Hibbertia goyderi

Scientific classification
- Kingdom: Plantae
- Clade: Tracheophytes
- Clade: Angiosperms
- Clade: Eudicots
- Order: Dilleniales
- Family: Dilleniaceae
- Genus: Hibbertia
- Species: H. goyderi
- Binomial name: Hibbertia goyderi F.Muell.

= Hibbertia goyderi =

- Genus: Hibbertia
- Species: goyderi
- Authority: F.Muell.

Species of flowering plant

Hibbertia goyderi is a species of flowering plant in the family Dilleniaceae and is endemic to the Northern Territory. It is a small leafless shrub with angular stems and yellow flowers with about nine or ten stamens arranged around the two carpels.

==Description==
Hibbertia goyderi is a shrub that typically grows to a height of 50 cm with erect stems that are angular or triangular in cross-section. The leaves are reduced to bracts 1–1.5 mm long and 0.3 mm wide. The flowers are borne on a peduncle 10–35 mm long with small bracts at the base. The five sepals are joined at the base, the outer sepals lance-shaped and 4–6 mm long, the inner sepals egg-shaped and slightly shorter.
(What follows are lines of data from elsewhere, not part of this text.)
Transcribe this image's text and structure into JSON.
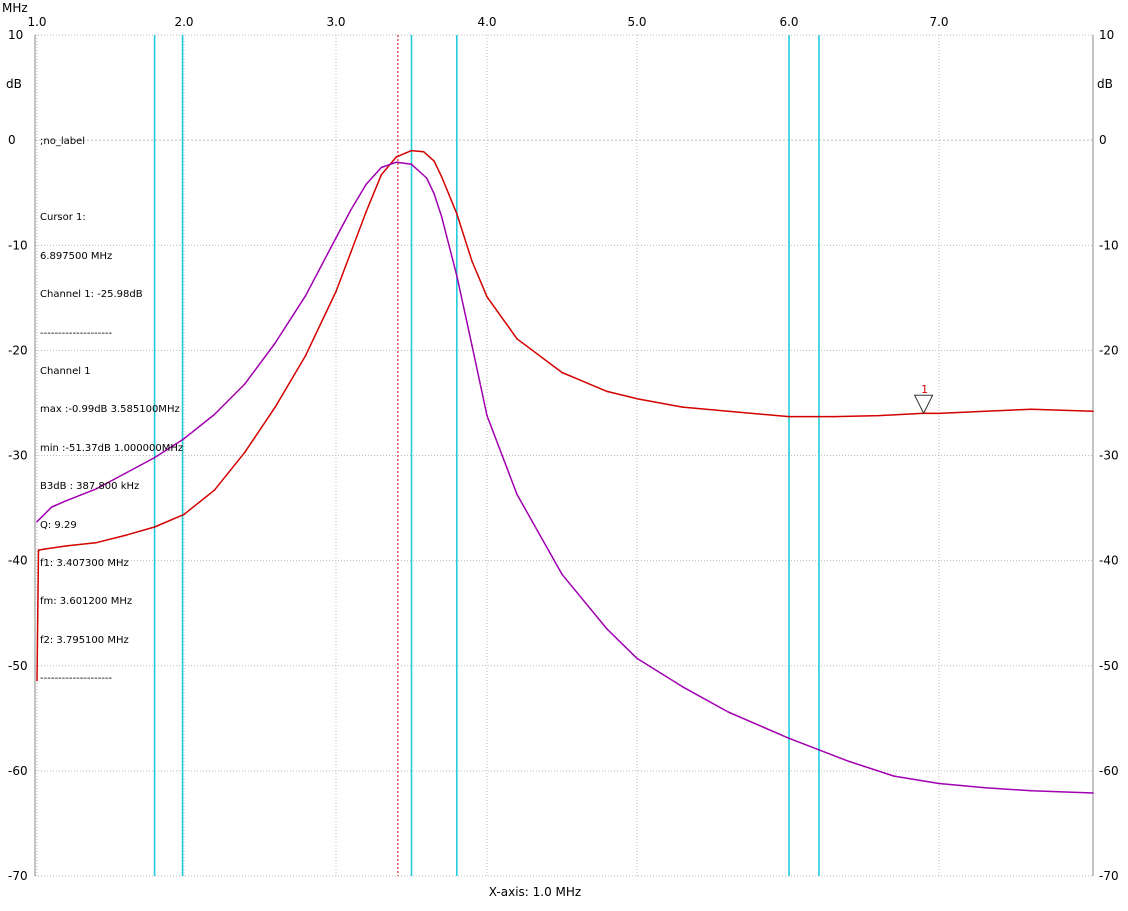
{
  "chart_data": {
    "type": "line",
    "x_unit": "MHz",
    "y_unit": "dB",
    "xlim": [
      1.0,
      8.0
    ],
    "ylim": [
      -70,
      10
    ],
    "x_ticks": [
      {
        "v": 1.0,
        "label": "1.0"
      },
      {
        "v": 2.0,
        "label": "2.0"
      },
      {
        "v": 3.0,
        "label": "3.0"
      },
      {
        "v": 4.0,
        "label": "4.0"
      },
      {
        "v": 5.0,
        "label": "5.0"
      },
      {
        "v": 6.0,
        "label": "6.0"
      },
      {
        "v": 7.0,
        "label": "7.0"
      }
    ],
    "y_ticks": [
      {
        "v": 10,
        "label": "10"
      },
      {
        "v": 0,
        "label": "0"
      },
      {
        "v": -10,
        "label": "-10"
      },
      {
        "v": -20,
        "label": "-20"
      },
      {
        "v": -30,
        "label": "-30"
      },
      {
        "v": -40,
        "label": "-40"
      },
      {
        "v": -50,
        "label": "-50"
      },
      {
        "v": -60,
        "label": "-60"
      },
      {
        "v": -70,
        "label": "-70"
      }
    ],
    "xlabel": "X-axis: 1.0 MHz",
    "grid": true,
    "colors": {
      "red": "#d40000",
      "purple": "#a000b0",
      "cyan": "#22ccdd",
      "grid": "#bbbbbb"
    },
    "vertical_markers": [
      {
        "x": 1.8,
        "color": "#22ccdd"
      },
      {
        "x": 1.99,
        "color": "#22ccdd"
      },
      {
        "x": 3.41,
        "color": "#d40000",
        "dotted": true
      },
      {
        "x": 3.5,
        "color": "#22ccdd"
      },
      {
        "x": 3.8,
        "color": "#22ccdd"
      },
      {
        "x": 6.0,
        "color": "#22ccdd"
      },
      {
        "x": 6.2,
        "color": "#22ccdd"
      }
    ],
    "cursor_marker": {
      "label": "1",
      "x": 6.8975,
      "y": -25.98
    },
    "series": [
      {
        "color": "#d40000",
        "x": [
          1.0,
          1.01,
          1.05,
          1.2,
          1.4,
          1.6,
          1.8,
          2.0,
          2.2,
          2.4,
          2.6,
          2.8,
          3.0,
          3.1,
          3.2,
          3.3,
          3.4,
          3.5,
          3.58,
          3.65,
          3.7,
          3.8,
          3.9,
          4.0,
          4.2,
          4.5,
          4.8,
          5.0,
          5.3,
          5.6,
          6.0,
          6.3,
          6.6,
          6.9,
          7.0,
          7.3,
          7.6,
          8.0
        ],
        "y": [
          -51.4,
          -39.0,
          -38.9,
          -38.6,
          -38.3,
          -37.6,
          -36.8,
          -35.6,
          -33.3,
          -29.7,
          -25.4,
          -20.5,
          -14.4,
          -10.6,
          -6.8,
          -3.3,
          -1.6,
          -1.0,
          -1.1,
          -2.0,
          -3.5,
          -7.0,
          -11.5,
          -14.9,
          -18.9,
          -22.1,
          -23.9,
          -24.6,
          -25.4,
          -25.8,
          -26.3,
          -26.3,
          -26.2,
          -25.98,
          -26.0,
          -25.8,
          -25.6,
          -25.8
        ]
      },
      {
        "color": "#a000b0",
        "x": [
          1.0,
          1.1,
          1.2,
          1.4,
          1.6,
          1.8,
          2.0,
          2.2,
          2.4,
          2.6,
          2.8,
          3.0,
          3.1,
          3.2,
          3.3,
          3.4,
          3.5,
          3.6,
          3.65,
          3.7,
          3.8,
          3.9,
          4.0,
          4.2,
          4.5,
          4.8,
          5.0,
          5.3,
          5.6,
          6.0,
          6.4,
          6.7,
          7.0,
          7.3,
          7.6,
          8.0
        ],
        "y": [
          -36.3,
          -34.9,
          -34.3,
          -33.2,
          -31.7,
          -30.2,
          -28.4,
          -26.1,
          -23.2,
          -19.3,
          -14.8,
          -9.3,
          -6.6,
          -4.2,
          -2.6,
          -2.1,
          -2.3,
          -3.6,
          -5.1,
          -7.3,
          -12.9,
          -19.5,
          -26.2,
          -33.7,
          -41.3,
          -46.5,
          -49.3,
          -52.0,
          -54.4,
          -56.9,
          -59.1,
          -60.5,
          -61.2,
          -61.6,
          -61.9,
          -62.1
        ]
      }
    ]
  },
  "top_left_unit": "MHz",
  "y_unit_left": "dB",
  "y_unit_right": "dB",
  "info_lines": [
    ";no_label",
    "",
    "Cursor 1:",
    "6.897500 MHz",
    "Channel 1: -25.98dB",
    "--------------------",
    "Channel 1",
    "max :-0.99dB 3.585100MHz",
    "min :-51.37dB 1.000000MHz",
    "B3dB : 387.800 kHz",
    "Q: 9.29",
    "f1: 3.407300 MHz",
    "fm: 3.601200 MHz",
    "f2: 3.795100 MHz",
    "--------------------"
  ]
}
The five petals are yellow, spatula-shaped, 6–10 mm long and 2–3 mm wide. There are about nine or ten stamens arranged around the two carpels. Flowering occurs from August to March.

==Taxonomy==
Hibbertia goyderi was first formally described in 1871 by Ferdinand von Mueller in Fragmenta phytographiae Australiae from specimens collected by "Schultz" near Port Darwin. The specific epithet (goyderi) honours George Goyder.

==Distribution and habitat==
This hibbertia grows in woodland near Darwin in the far north-east of the Northern Territory.